Sobre el sector transporte, como el terrestre, circula muchísima información y la gente está más familiarizada, por ejemplo, con los beneficios ambientales de los vehículos híbridos y eléctricos. En contraste, poca atención se ha puesto en el sector marítimo —buques y puertos—, que produce una gran cantidad de GEI. La Organización Marítima Internacional (OMI), señala que en 2020 el sector generó alrededor de 3% de las emisiones globales de GEI, con impactos en la salud de los habitantes de las ciudades portuarias y daño a los ecosistemas marinos.

Si este sector fuera un país, a nivel mundial ocuparía el sexto puesto entre los más contaminantes, como Alemania o Japón. De ese tamaño es su contribución.

Los barcos son los transportes más eficientes para mover mercancías a larga distancia y junto con la logística en puertos para recibirlas y despacharlas hacen posible la economía global. De ahí la necesidad de visibilizar la urgencia de descarbonizar el sector.

Información de la OMI indica que varios países con flotas y puertos (como los de la Unión Europea), así como empresas, se están comprometiendo a reducir sus emisiones de GEI, por lo menos a la mitad, para 2050.

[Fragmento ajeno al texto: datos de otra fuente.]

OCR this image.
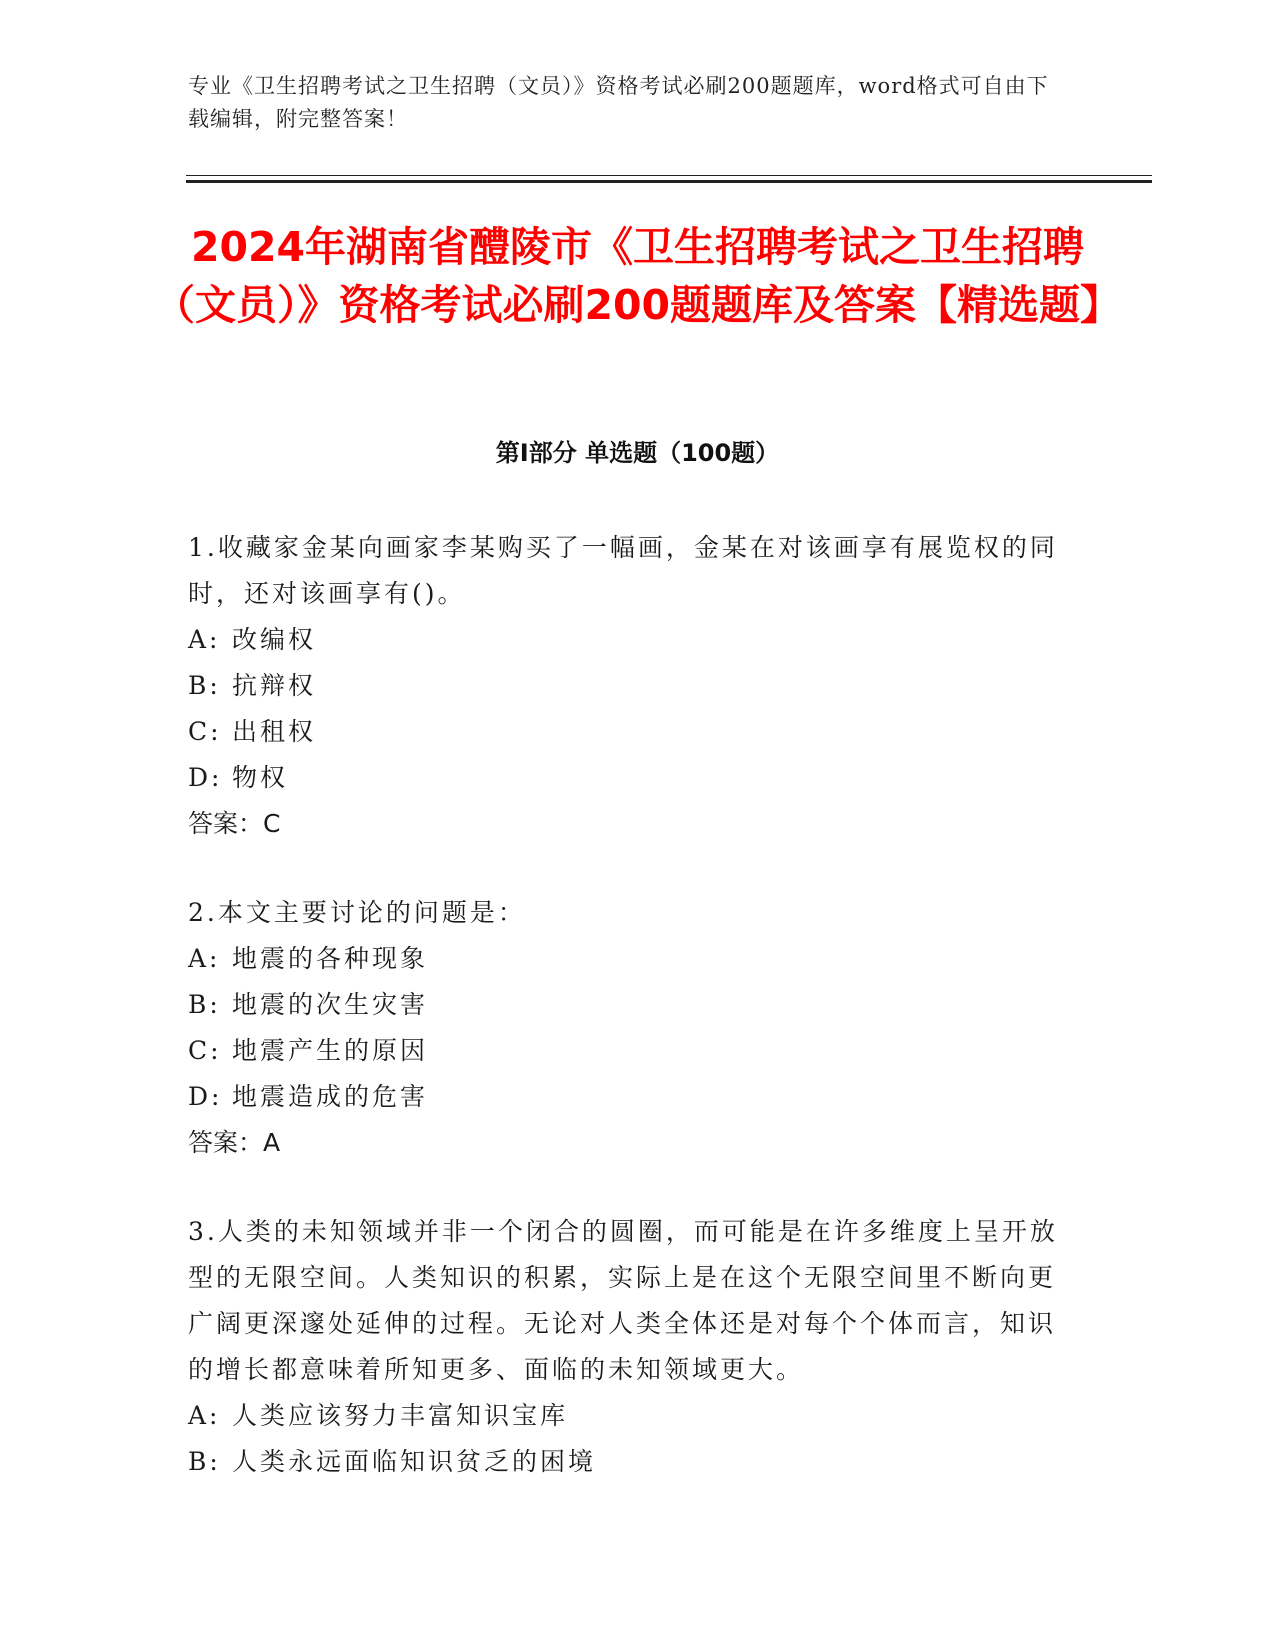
专业《卫生招聘考试之卫生招聘（文员）》资格考试必刷200题题库，word格式可自由下载编辑，附完整答案！
2024年湖南省醴陵市《卫生招聘考试之卫生招聘（文员）》资格考试必刷200题题库及答案【精选题】
第Ⅰ部分 单选题（100题）

1.收藏家金某向画家李某购买了一幅画，金某在对该画享有展览权的同时，还对该画享有()。

A: 改编权
B: 抗辩权
C: 出租权
D: 物权

答案：C

2.本文主要讨论的问题是：

A: 地震的各种现象
B: 地震的次生灾害
C: 地震产生的原因
D: 地震造成的危害

答案：A

3.人类的未知领域并非一个闭合的圆圈，而可能是在许多维度上呈开放型的无限空间。人类知识的积累，实际上是在这个无限空间里不断向更广阔更深邃处延伸的过程。无论对人类全体还是对每个个体而言，知识的增长都意味着所知更多、面临的未知领域更大。

A: 人类应该努力丰富知识宝库
B: 人类永远面临知识贫乏的困境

Si regionalizamos los compromisos, en Norteamérica, en el marco del T-MEC, salta a la vista que Estados Unidos y Canadá tienen políticas, estrategias, programas, financiamiento y presupuesto asignado para reducir las emisiones del sector marítimo.

En diciembre de 2022, en la reunión de la Comisión para la Cooperación Ambiental de Norte América (CCA) —el brazo ambiental del T-MEC—, realizada en Halifax, Canadá, el Comité Consultivo Público Conjunto hizo llegar al Consejo (conformado por las autoridades ambientales al más alto nivel de los tres países, en el caso de México, es la Semarnat) una recomendación para descarbonizar los puertos y el transporte marítimo en la lucha global contra la crisis climática.

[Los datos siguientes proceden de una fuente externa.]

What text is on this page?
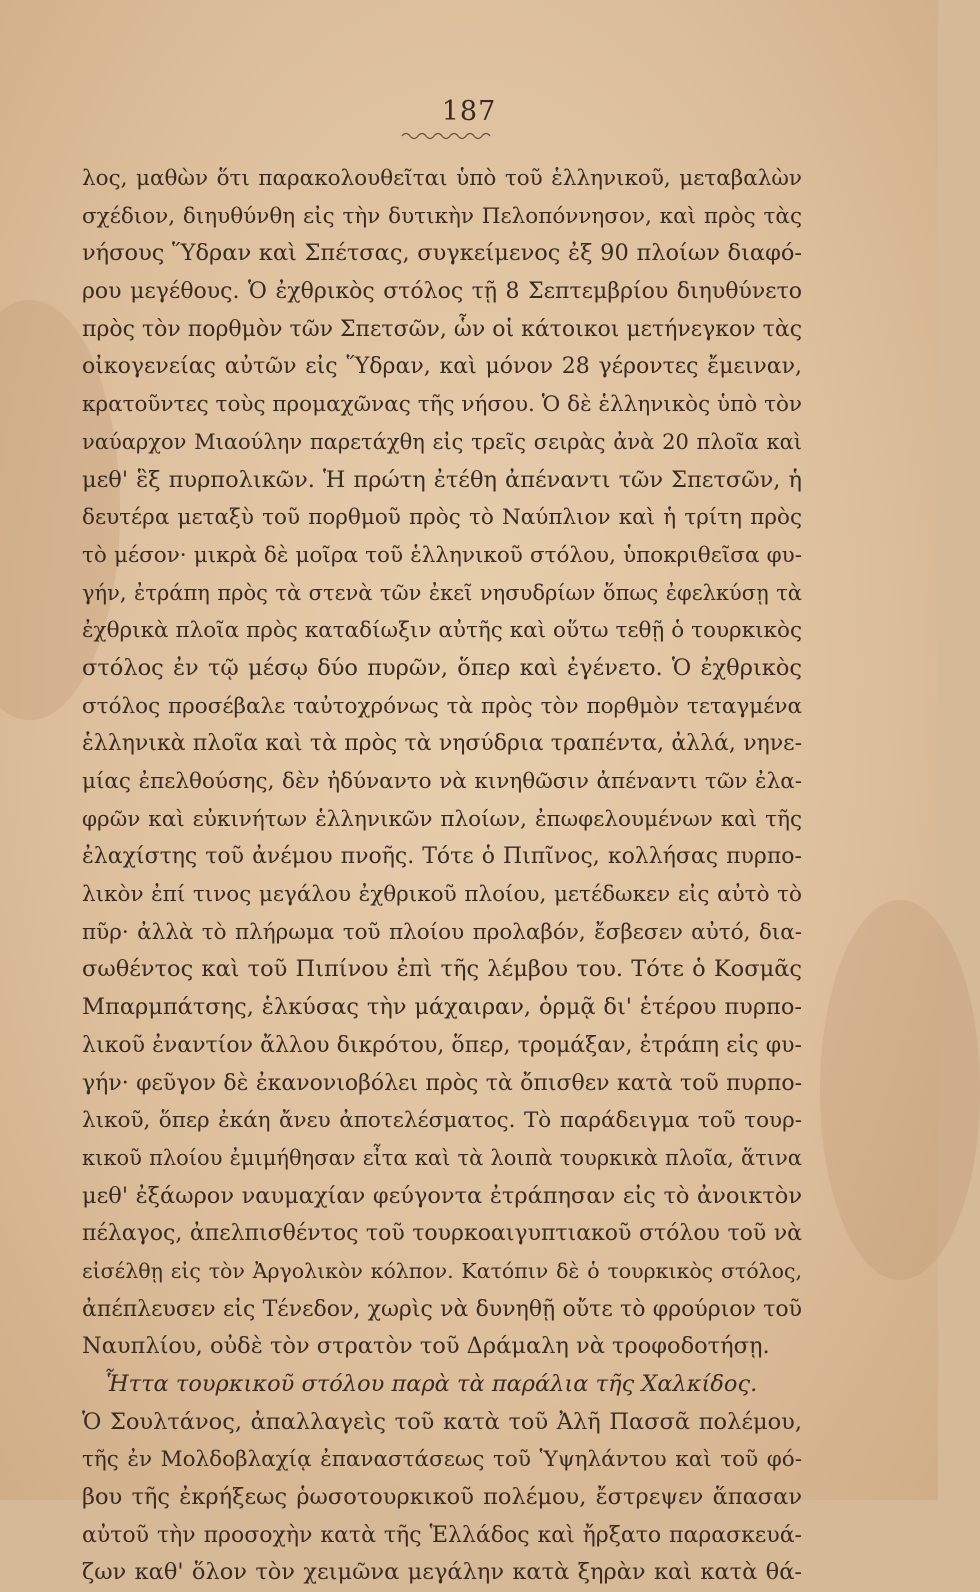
187
λος, μαθὼν ὅτι παρακολουθεῖται ὑπὸ τοῦ ἑλληνικοῦ, μεταβαλὼν
σχέδιον, διηυθύνθη εἰς τὴν δυτικὴν Πελοπόννησον, καὶ πρὸς τὰς
νήσους Ὕδραν καὶ Σπέτσας, συγκείμενος ἐξ 90 πλοίων διαφό-
ρου μεγέθους. Ὁ ἐχθρικὸς στόλος τῇ 8 Σεπτεμβρίου διηυθύνετο
πρὸς τὸν πορθμὸν τῶν Σπετσῶν, ὧν οἱ κάτοικοι μετήνεγκον τὰς
οἰκογενείας αὐτῶν εἰς Ὕδραν, καὶ μόνον 28 γέροντες ἔμειναν,
κρατοῦντες τοὺς προμαχῶνας τῆς νήσου. Ὁ δὲ ἑλληνικὸς ὑπὸ τὸν
ναύαρχον Μιαούλην παρετάχθη εἰς τρεῖς σειρὰς ἀνὰ 20 πλοῖα καὶ
μεθ' ἓξ πυρπολικῶν. Ἡ πρώτη ἐτέθη ἀπέναντι τῶν Σπετσῶν, ἡ
δευτέρα μεταξὺ τοῦ πορθμοῦ πρὸς τὸ Ναύπλιον καὶ ἡ τρίτη πρὸς
τὸ μέσον· μικρὰ δὲ μοῖρα τοῦ ἑλληνικοῦ στόλου, ὑποκριθεῖσα φυ-
γήν, ἐτράπη πρὸς τὰ στενὰ τῶν ἐκεῖ νησυδρίων ὅπως ἐφελκύσῃ τὰ
ἐχθρικὰ πλοῖα πρὸς καταδίωξιν αὐτῆς καὶ οὕτω τεθῇ ὁ τουρκικὸς
στόλος ἐν τῷ μέσῳ δύο πυρῶν, ὅπερ καὶ ἐγένετο. Ὁ ἐχθρικὸς
στόλος προσέβαλε ταὐτοχρόνως τὰ πρὸς τὸν πορθμὸν τεταγμένα
ἑλληνικὰ πλοῖα καὶ τὰ πρὸς τὰ νησύδρια τραπέντα, ἀλλά, νηνε-
μίας ἐπελθούσης, δὲν ἠδύναντο νὰ κινηθῶσιν ἀπέναντι τῶν ἐλα-
φρῶν καὶ εὐκινήτων ἑλληνικῶν πλοίων, ἐπωφελουμένων καὶ τῆς
ἐλαχίστης τοῦ ἀνέμου πνοῆς. Τότε ὁ Πιπῖνος, κολλήσας πυρπο-
λικὸν ἐπί τινος μεγάλου ἐχθρικοῦ πλοίου, μετέδωκεν εἰς αὐτὸ τὸ
πῦρ· ἀλλὰ τὸ πλήρωμα τοῦ πλοίου προλαβόν, ἔσβεσεν αὐτό, δια-
σωθέντος καὶ τοῦ Πιπίνου ἐπὶ τῆς λέμβου του. Τότε ὁ Κοσμᾶς
Μπαρμπάτσης, ἑλκύσας τὴν μάχαιραν, ὁρμᾷ δι' ἑτέρου πυρπο-
λικοῦ ἐναντίον ἄλλου δικρότου, ὅπερ, τρομάξαν, ἐτράπη εἰς φυ-
γήν· φεῦγον δὲ ἐκανονιοβόλει πρὸς τὰ ὄπισθεν κατὰ τοῦ πυρπο-
λικοῦ, ὅπερ ἐκάη ἄνευ ἀποτελέσματος. Τὸ παράδειγμα τοῦ τουρ-
κικοῦ πλοίου ἐμιμήθησαν εἶτα καὶ τὰ λοιπὰ τουρκικὰ πλοῖα, ἅτινα
μεθ' ἐξάωρον ναυμαχίαν φεύγοντα ἐτράπησαν εἰς τὸ ἀνοικτὸν
πέλαγος, ἀπελπισθέντος τοῦ τουρκοαιγυπτιακοῦ στόλου τοῦ νὰ
εἰσέλθῃ εἰς τὸν Ἀργολικὸν κόλπον. Κατόπιν δὲ ὁ τουρκικὸς στόλος,
ἀπέπλευσεν εἰς Τένεδον, χωρὶς νὰ δυνηθῇ οὔτε τὸ φρούριον τοῦ
Ναυπλίου, οὐδὲ τὸν στρατὸν τοῦ Δράμαλη νὰ τροφοδοτήσῃ.
Ἧττα τουρκικοῦ στόλου παρὰ τὰ παράλια τῆς Χαλκίδος.
Ὁ Σουλτάνος, ἀπαλλαγεὶς τοῦ κατὰ τοῦ Ἀλῆ Πασσᾶ πολέμου,
τῆς ἐν Μολδοβλαχίᾳ ἐπαναστάσεως τοῦ Ὑψηλάντου καὶ τοῦ φό-
βου τῆς ἐκρήξεως ῥωσοτουρκικοῦ πολέμου, ἔστρεψεν ἅπασαν
αὐτοῦ τὴν προσοχὴν κατὰ τῆς Ἑλλάδος καὶ ἤρξατο παρασκευά-
ζων καθ' ὅλον τὸν χειμῶνα μεγάλην κατὰ ξηρὰν καὶ κατὰ θά-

Pero México, respecto de sus socios comerciales, está muy rezagado al no existir legislación ni políticas ni planes para reducir las emisiones del sector marítimo, es más, no cuenta con mediciones de contaminación atmosférica para esta actividad.

Así, tres son las recomendaciones que hizo el Comité de la CCA: 1) que los tres países trabajen en conjunto en el desarrollo de combustibles limpios; 2) diseñen un plan oceánico contra el cambio climático en los tres países; y 3) que el papel de los puertos en el combate al cambio climático sea permanente.

Quizá la recomendación más controvertida sea la de los combustibles limpios, porque, como sabemos, en nuestro país, Pemex mantiene el dominio de los combustibles y aún no produce limpios, mientras que Canadá y EU sí están en ese camino, incluidos almacenamiento y distribución.

La desventaja para México, además del daño ecológico, es que, eventualmente, tendrá que comprar combustible limpio, sea a sus socios de T-MEC o a otro país, con lo cual perdería una gran oportunidad, porque tiene el potencial para producirlo, por lo tanto, venderlo. Además, sea por el Pacífico o por el Golfo, hay actividad portuaria comercial. Es más, embarcaciones extranjeras les dan la vuelta a nuestros puertos porque no tienen combustibles limpios para abastecerse.

Por ejemplo, de Panamá se van directo a Long Beach o a Houston, porque en esos puertos sí hay combustibles limpios. Sumado a ello, EU y Canadá tienen regulación que obliga a los buques a usar combustibles limpios, si no lo hacen, los multan.

No sólo eso, hay barcos con doble tanque, uno con combustible limpio y otro con fósil, y éste lo queman cuando pasan por México porque aquí no hay regulación.

En esto hay un tema superimportante, que México ratifique el Anexo 6 del Convenio Internacional para Prevenir la Contaminación por los Buques (conocido como Marpol), para que la flota internacional no queme combustible sucio en aguas nacionales.

El rezago en México es enorme. Mañana y el jueves sesionará el Consejo de la CCA en Victoria, Canadá, y sería una gran oportunidad para el país, pero como la recomendación no es vinculante, probablemente la Semarnat acuda sin posición alguna, sobre todo en materia de combustible limpio, porque tendría que haber una coordinación con la Sener y la Semar.

Si México no ha cumplido con sus compromisos de bajar emisiones de GEI… ¿por qué tendría que llevar a Canadá un plan sobre descarbonización del sector marítimo y portuario?